1896
Fourteen years previously

B eyond the castle windows, spring was taking hold of Drumwithie. It was the first week of April. The air was mild and sweetened by a soft breeze bearing the scent of flowers. Last year at this time she had walked in the grounds while the boy ran about, coming to her with treasures – a pine cone, a raven’s feather, a smooth pebble. She and her husband had made an excursion to Ben Nevis, the highest mountain in Scotland. But this year she could only imagine the breeze, and the boy’s delighted cries, and the scent of the flowers. She was too ill to go out.

She lay on the sofa in her favourite room, the small drawing room that led off the Great Hall. It had smaller windows than the library, where her husband liked to sit, but she preferred the view. It was Saturday and the boy was free from lessons, but she did not know where he was; he had not visited her this morning. His father had probably taken him to Drumwithie, where everyone knew him. According to her husband, the stonemason’s wife had whispered a warning on her recent visit to the surgery. “Ye’ll have to watch that boy, Doctor. He has the look of the faeries on him.”

Educated people had no time for such village superstition, of course. But the thought of the woman’s words troubled her. A golden-haired, green-eyed child. Sometimes, when the light caught the boy’s eyes in a certain way, they had the cast of other-worldliness on them. But a moment later, he would be her affectionate, seven-year-old darling again and she would shake such nonsense from her mind.

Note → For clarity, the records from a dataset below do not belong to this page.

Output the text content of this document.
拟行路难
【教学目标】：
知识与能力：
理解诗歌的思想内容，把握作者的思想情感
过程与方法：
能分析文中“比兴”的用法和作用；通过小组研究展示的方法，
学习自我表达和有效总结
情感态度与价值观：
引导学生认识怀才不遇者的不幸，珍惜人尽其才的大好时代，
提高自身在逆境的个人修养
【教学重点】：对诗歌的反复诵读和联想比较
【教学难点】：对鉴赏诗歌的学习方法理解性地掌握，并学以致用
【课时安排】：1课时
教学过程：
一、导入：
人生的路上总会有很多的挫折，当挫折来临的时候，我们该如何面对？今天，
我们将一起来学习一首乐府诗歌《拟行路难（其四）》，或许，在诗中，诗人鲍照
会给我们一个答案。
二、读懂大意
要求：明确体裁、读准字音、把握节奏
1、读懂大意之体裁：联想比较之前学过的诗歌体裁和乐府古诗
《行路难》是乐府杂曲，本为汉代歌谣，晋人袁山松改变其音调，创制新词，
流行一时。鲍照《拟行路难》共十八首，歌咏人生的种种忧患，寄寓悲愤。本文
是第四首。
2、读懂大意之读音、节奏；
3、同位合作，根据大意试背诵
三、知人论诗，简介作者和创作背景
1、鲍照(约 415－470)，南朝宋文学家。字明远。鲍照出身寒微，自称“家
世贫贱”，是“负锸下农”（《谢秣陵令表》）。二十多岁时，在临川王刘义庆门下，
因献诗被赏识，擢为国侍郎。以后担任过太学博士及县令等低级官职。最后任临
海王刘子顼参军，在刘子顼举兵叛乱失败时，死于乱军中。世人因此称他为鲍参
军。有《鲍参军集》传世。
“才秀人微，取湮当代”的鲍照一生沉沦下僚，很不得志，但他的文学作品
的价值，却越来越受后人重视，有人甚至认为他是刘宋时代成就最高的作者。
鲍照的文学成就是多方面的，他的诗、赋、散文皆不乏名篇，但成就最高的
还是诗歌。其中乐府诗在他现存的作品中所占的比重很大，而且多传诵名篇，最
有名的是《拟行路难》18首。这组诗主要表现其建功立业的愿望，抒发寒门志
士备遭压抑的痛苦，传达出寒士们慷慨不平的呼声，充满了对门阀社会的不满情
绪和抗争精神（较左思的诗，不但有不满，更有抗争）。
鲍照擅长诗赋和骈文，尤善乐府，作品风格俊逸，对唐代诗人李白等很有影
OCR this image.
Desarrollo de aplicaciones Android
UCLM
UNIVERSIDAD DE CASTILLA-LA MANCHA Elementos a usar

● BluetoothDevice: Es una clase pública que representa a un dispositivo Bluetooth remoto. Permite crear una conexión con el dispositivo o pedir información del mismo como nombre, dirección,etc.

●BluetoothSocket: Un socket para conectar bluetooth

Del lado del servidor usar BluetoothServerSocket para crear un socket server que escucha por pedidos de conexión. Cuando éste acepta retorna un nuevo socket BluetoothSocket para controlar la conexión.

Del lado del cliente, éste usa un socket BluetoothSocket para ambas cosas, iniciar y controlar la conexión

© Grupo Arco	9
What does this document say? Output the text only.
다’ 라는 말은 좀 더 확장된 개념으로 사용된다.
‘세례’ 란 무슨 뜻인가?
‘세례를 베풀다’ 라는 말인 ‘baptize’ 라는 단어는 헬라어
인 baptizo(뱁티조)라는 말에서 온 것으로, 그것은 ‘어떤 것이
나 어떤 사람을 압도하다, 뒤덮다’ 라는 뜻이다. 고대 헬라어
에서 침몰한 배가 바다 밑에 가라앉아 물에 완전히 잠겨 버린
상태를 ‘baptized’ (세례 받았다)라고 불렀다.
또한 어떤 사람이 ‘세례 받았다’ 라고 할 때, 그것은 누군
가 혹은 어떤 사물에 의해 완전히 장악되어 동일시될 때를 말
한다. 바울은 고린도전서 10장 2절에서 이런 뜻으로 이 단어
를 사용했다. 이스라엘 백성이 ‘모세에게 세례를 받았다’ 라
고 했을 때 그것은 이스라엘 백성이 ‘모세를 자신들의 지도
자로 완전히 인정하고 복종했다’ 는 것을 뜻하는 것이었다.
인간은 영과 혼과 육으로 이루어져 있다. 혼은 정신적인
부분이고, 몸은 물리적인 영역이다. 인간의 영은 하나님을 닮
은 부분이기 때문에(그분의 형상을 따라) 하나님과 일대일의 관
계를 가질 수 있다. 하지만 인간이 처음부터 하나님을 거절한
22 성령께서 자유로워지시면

She glanced at the fire in the grate. It was no longer roaring as it had been when Bridie had lit it this morning, but it still glowed red. A wild thought came to her: could memories be burned? What would she have to burn, to free herself? With trembling fingers she tore a scrap of lace from the trimming of her sleeve – it came away easily; she had been meaning to ask Bridie to oversew the fraying seam – and tossed it onto the coals, where it immediately flared. Its ashes were an obliteration. If she burned not only the lace from her sleeve, but the sleeve itself, the house gown, everything in this room … would the memories they contained be obliterated too? Or would the whole exercise be futile? This poison was in her head, borne silently for so long, and would only be destroyed if she were to destroy herself.

Her eyes travelled to the portrait above the mantelpiece. A picture of her, yet not of her. Of a young woman who had married Hamish Buchanan and come to Drumwithie full of hope. Her mother had considered the match a triumph. What did she herself consider it? A prison sentence of the worst kind, when the prisoner does not know how many years she has left to serve?